There was no greater display of how impactful non-sack hurries can be than what Parsons did against Washington in Week 18.

He had five pressures but notched just half a sack. No big deal, but look how his presence directly aided others.

Check out Brian Baldinger’s breakdown which shows on the plays where Parsons pressured rookie QB Sam Howell, it resulted in three sacks and an interception; four splash plays out of five pressures.


More opportunities in 2022

2022 has indeed been more of the same. Walder hasn’t released his season ending numbers for the entire league, but as of a month ago, Parsons’s output was still among the league best. He’s being double-teamed far more often than he was in 2021, up from around 20% of the time to around 27% of the time.

And while Parsons’ PRWR had been down going into December, he actually kicked his win rate up, ending up No. 1 for the second year in a row.

The successful rate stats are witnessed in the volume. Parsons increased his pressure stats from 70 as a rookie to 90 in his second year. That’s 90 times when he forced a negative reaction to the opposing quarterbacks.

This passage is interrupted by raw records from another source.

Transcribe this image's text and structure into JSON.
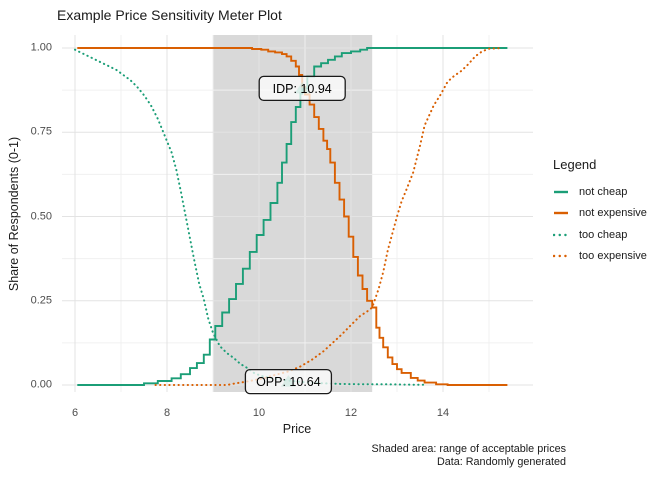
{
  "title": "Example Price Sensitivity Meter Plot",
  "legend": {
    "title": "Legend"
  },
  "caption": {
    "line1": "Shaded area: range of acceptable prices",
    "line2": "Data: Randomly generated"
  },
  "colors": {
    "teal": "#1B9E77",
    "orange": "#D95F02",
    "shaded_area": "#D9D9D9",
    "grid_major": "#E3E3E3",
    "grid_minor": "#F0F0F0",
    "axis_text": "#4D4D4D",
    "marker_fill": "#1B9E77",
    "label_border": "#1A1A1A"
  },
  "chart_data": {
    "type": "line",
    "title": "Example Price Sensitivity Meter Plot",
    "xlabel": "Price",
    "ylabel": "Share of Respondents (0-1)",
    "xlim": [
      5.7,
      16.0
    ],
    "ylim": [
      0,
      1
    ],
    "grid": true,
    "legend_position": "right",
    "x_ticks": [
      6,
      8,
      10,
      12,
      14
    ],
    "x_tick_labels": [
      "6",
      "8",
      "10",
      "12",
      "14"
    ],
    "x_minor_ticks": [
      7,
      9,
      11,
      13,
      15
    ],
    "y_ticks": [
      0,
      0.25,
      0.5,
      0.75,
      1
    ],
    "y_tick_labels": [
      "0.00",
      "0.25",
      "0.50",
      "0.75",
      "1.00"
    ],
    "y_minor_ticks": [
      0.125,
      0.375,
      0.625,
      0.875
    ],
    "shaded_area": {
      "x_from": 9.0,
      "x_to": 12.46,
      "meaning": "range of acceptable prices"
    },
    "annotations": [
      {
        "id": "idp",
        "label": "IDP: 10.94",
        "x": 10.94,
        "y": 0.88
      },
      {
        "id": "opp",
        "label": "OPP: 10.64",
        "x": 10.64,
        "y": 0.01
      }
    ],
    "series": [
      {
        "name": "not cheap",
        "style": "solid",
        "color": "#1B9E77",
        "points": [
          [
            6.05,
            0
          ],
          [
            7.4,
            0
          ],
          [
            7.5,
            0.005
          ],
          [
            7.8,
            0.012
          ],
          [
            8.1,
            0.02
          ],
          [
            8.3,
            0.032
          ],
          [
            8.5,
            0.05
          ],
          [
            8.65,
            0.065
          ],
          [
            8.8,
            0.09
          ],
          [
            8.93,
            0.135
          ],
          [
            9.05,
            0.175
          ],
          [
            9.2,
            0.215
          ],
          [
            9.35,
            0.255
          ],
          [
            9.5,
            0.3
          ],
          [
            9.65,
            0.345
          ],
          [
            9.8,
            0.395
          ],
          [
            9.95,
            0.445
          ],
          [
            10.1,
            0.49
          ],
          [
            10.25,
            0.54
          ],
          [
            10.4,
            0.6
          ],
          [
            10.5,
            0.66
          ],
          [
            10.6,
            0.715
          ],
          [
            10.7,
            0.78
          ],
          [
            10.8,
            0.825
          ],
          [
            10.9,
            0.865
          ],
          [
            10.94,
            0.88
          ],
          [
            11.05,
            0.915
          ],
          [
            11.2,
            0.945
          ],
          [
            11.35,
            0.955
          ],
          [
            11.5,
            0.965
          ],
          [
            11.65,
            0.975
          ],
          [
            11.8,
            0.985
          ],
          [
            12.0,
            0.99
          ],
          [
            12.2,
            0.995
          ],
          [
            12.35,
            1.0
          ],
          [
            15.4,
            1.0
          ]
        ]
      },
      {
        "name": "not expensive",
        "style": "solid",
        "color": "#D95F02",
        "points": [
          [
            6.05,
            1.0
          ],
          [
            9.75,
            1.0
          ],
          [
            9.85,
            0.997
          ],
          [
            10.05,
            0.995
          ],
          [
            10.2,
            0.99
          ],
          [
            10.35,
            0.987
          ],
          [
            10.5,
            0.982
          ],
          [
            10.6,
            0.975
          ],
          [
            10.7,
            0.962
          ],
          [
            10.8,
            0.945
          ],
          [
            10.87,
            0.92
          ],
          [
            10.94,
            0.885
          ],
          [
            11.0,
            0.862
          ],
          [
            11.1,
            0.832
          ],
          [
            11.2,
            0.795
          ],
          [
            11.3,
            0.76
          ],
          [
            11.4,
            0.725
          ],
          [
            11.48,
            0.7
          ],
          [
            11.55,
            0.66
          ],
          [
            11.65,
            0.6
          ],
          [
            11.75,
            0.55
          ],
          [
            11.85,
            0.5
          ],
          [
            11.95,
            0.44
          ],
          [
            12.05,
            0.38
          ],
          [
            12.15,
            0.325
          ],
          [
            12.25,
            0.285
          ],
          [
            12.35,
            0.25
          ],
          [
            12.46,
            0.23
          ],
          [
            12.55,
            0.17
          ],
          [
            12.62,
            0.14
          ],
          [
            12.7,
            0.112
          ],
          [
            12.8,
            0.082
          ],
          [
            12.9,
            0.062
          ],
          [
            13.0,
            0.047
          ],
          [
            13.1,
            0.036
          ],
          [
            13.3,
            0.021
          ],
          [
            13.45,
            0.013
          ],
          [
            13.6,
            0.007
          ],
          [
            13.85,
            0.002
          ],
          [
            14.1,
            0.0
          ],
          [
            15.4,
            0.0
          ]
        ]
      },
      {
        "name": "too cheap",
        "style": "dotted",
        "color": "#1B9E77",
        "points": [
          [
            6.0,
            0.995
          ],
          [
            6.15,
            0.985
          ],
          [
            6.3,
            0.975
          ],
          [
            6.45,
            0.965
          ],
          [
            6.6,
            0.955
          ],
          [
            6.75,
            0.945
          ],
          [
            6.9,
            0.935
          ],
          [
            7.05,
            0.92
          ],
          [
            7.2,
            0.905
          ],
          [
            7.35,
            0.885
          ],
          [
            7.5,
            0.86
          ],
          [
            7.65,
            0.83
          ],
          [
            7.8,
            0.79
          ],
          [
            7.95,
            0.74
          ],
          [
            8.1,
            0.69
          ],
          [
            8.2,
            0.64
          ],
          [
            8.3,
            0.575
          ],
          [
            8.4,
            0.505
          ],
          [
            8.5,
            0.435
          ],
          [
            8.6,
            0.365
          ],
          [
            8.7,
            0.3
          ],
          [
            8.8,
            0.255
          ],
          [
            8.9,
            0.195
          ],
          [
            9.0,
            0.155
          ],
          [
            9.15,
            0.115
          ],
          [
            9.3,
            0.095
          ],
          [
            9.45,
            0.08
          ],
          [
            9.6,
            0.062
          ],
          [
            9.75,
            0.05
          ],
          [
            9.9,
            0.035
          ],
          [
            10.05,
            0.027
          ],
          [
            10.3,
            0.02
          ],
          [
            10.64,
            0.013
          ],
          [
            11.0,
            0.008
          ],
          [
            11.4,
            0.005
          ],
          [
            11.8,
            0.003
          ],
          [
            12.3,
            0.002
          ],
          [
            12.8,
            0.002
          ],
          [
            13.3,
            0.001
          ],
          [
            13.65,
            0.001
          ]
        ]
      },
      {
        "name": "too expensive",
        "style": "dotted",
        "color": "#D95F02",
        "points": [
          [
            7.75,
            0.0
          ],
          [
            9.3,
            0.0
          ],
          [
            9.5,
            0.005
          ],
          [
            9.8,
            0.012
          ],
          [
            10.1,
            0.02
          ],
          [
            10.35,
            0.03
          ],
          [
            10.64,
            0.04
          ],
          [
            10.9,
            0.055
          ],
          [
            11.15,
            0.075
          ],
          [
            11.4,
            0.1
          ],
          [
            11.6,
            0.125
          ],
          [
            11.8,
            0.15
          ],
          [
            12.0,
            0.178
          ],
          [
            12.2,
            0.205
          ],
          [
            12.35,
            0.218
          ],
          [
            12.46,
            0.23
          ],
          [
            12.6,
            0.285
          ],
          [
            12.7,
            0.335
          ],
          [
            12.8,
            0.4
          ],
          [
            12.9,
            0.45
          ],
          [
            13.0,
            0.5
          ],
          [
            13.1,
            0.545
          ],
          [
            13.2,
            0.578
          ],
          [
            13.35,
            0.63
          ],
          [
            13.5,
            0.71
          ],
          [
            13.6,
            0.77
          ],
          [
            13.7,
            0.8
          ],
          [
            13.8,
            0.83
          ],
          [
            13.95,
            0.862
          ],
          [
            14.1,
            0.9
          ],
          [
            14.25,
            0.918
          ],
          [
            14.4,
            0.932
          ],
          [
            14.55,
            0.952
          ],
          [
            14.7,
            0.975
          ],
          [
            14.85,
            0.99
          ],
          [
            15.0,
            0.998
          ],
          [
            15.3,
            1.0
          ]
        ]
      }
    ]
  }
}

But it’s in volume where we also find reasons for concern.

And that’s because not only did Parsons’ pressure numbers rise, but so did the amount of times Quinn asked him to simply be an edge rusher. Perhaps there was a transition as he was entering the league, but Parsons played a much more diverse role in 2021 than he did this past season.

Last year he was a hybrid, spending 57% of his time at linebacker and 43% as a lineman. In 2022, he spent just 19% of his snaps as a linebacker, jumping to 81% as a defensive end.

Fans have watched Parsons fight through multiple ailments they didn’t see in 2021. Although he assuredly had bumps and bruises along the way, Parsons didn’t appear on a single injury report in 2021.

While he started all 17 games yet again, Parsons was clearly hobbled at several points this season. He appeared on the injury report as questionable heading into a contest on five different occasions. And the clear reason for the increase in nicks and bruises, him needing to take breathers more often, is because he’s lining up at edge far more often in 2022.

So is it worth it?

There’s certainly still contact when playing linebacker, and Parsons often blitzed from that spot and took on offensive linemen.

Solely judging things by where he lined up isn’t a tell-all. Using PFF’s numbers, we have an idea of how Parsons was used despite where he lined up. In 2021 he rushed the passer 319 snaps. In 2022, that number increased to 488.

So now the pass-rush stats can be put into more context.

In those additional 169 pass-rush snaps, Parsons notched 20 more QB hurries where he got the opposing thrower off his spot. We witnessed above in the Baldinger video just how impactful those plays could be, so there’s no dismissal here.

But Parsons was a part of 14 sacks in 2021 (12 solo, two half sacks). He was a part of 14 sacks in 2022 (13 solo, a single half sack). Parsons registered a QB hit 14 times in 2021 and 15 times in 2022.

The only tangible benefit shown in Parsons’ taking on almost 170 more collisions against 300-pound lineman and a sizable increase in double teams where it’s multiple people hitting him at once, was 20 hurries.

10 more car accidents a game, several multi-car collisions, one extra hurry.

The wear and tear is tangible and obvious. Are those hurries worth it, or is Quinn doing what Jason Garrett did to Elliott his first three years in the league and putting the type of long-term damage on Parsons’ body that is going to shorten his dominance arc, or career in general?

Is Quinn worried about it? Parsons is absolutely the key (but not only) reason why Quinn is being considered to return to the head coaching level and if he is offered and takes a gig, Parsons will still be in Dallas. I’m not saying Quinn is sacrificing Parsons’ longevity to improve his career standing, but I’m saying that Parsons is a warrior willing to be deployed any way he’s asked.

The Cowboys are going to pay Parsons, just like they did Elliott, and most likely that bag is being secured after Year 3 just like Elliott. But whether it’s Quinn or a different defensive coordinator in 2023, that person needs to be cognizant of not wearing down the talent’s shelf life for minimal returns.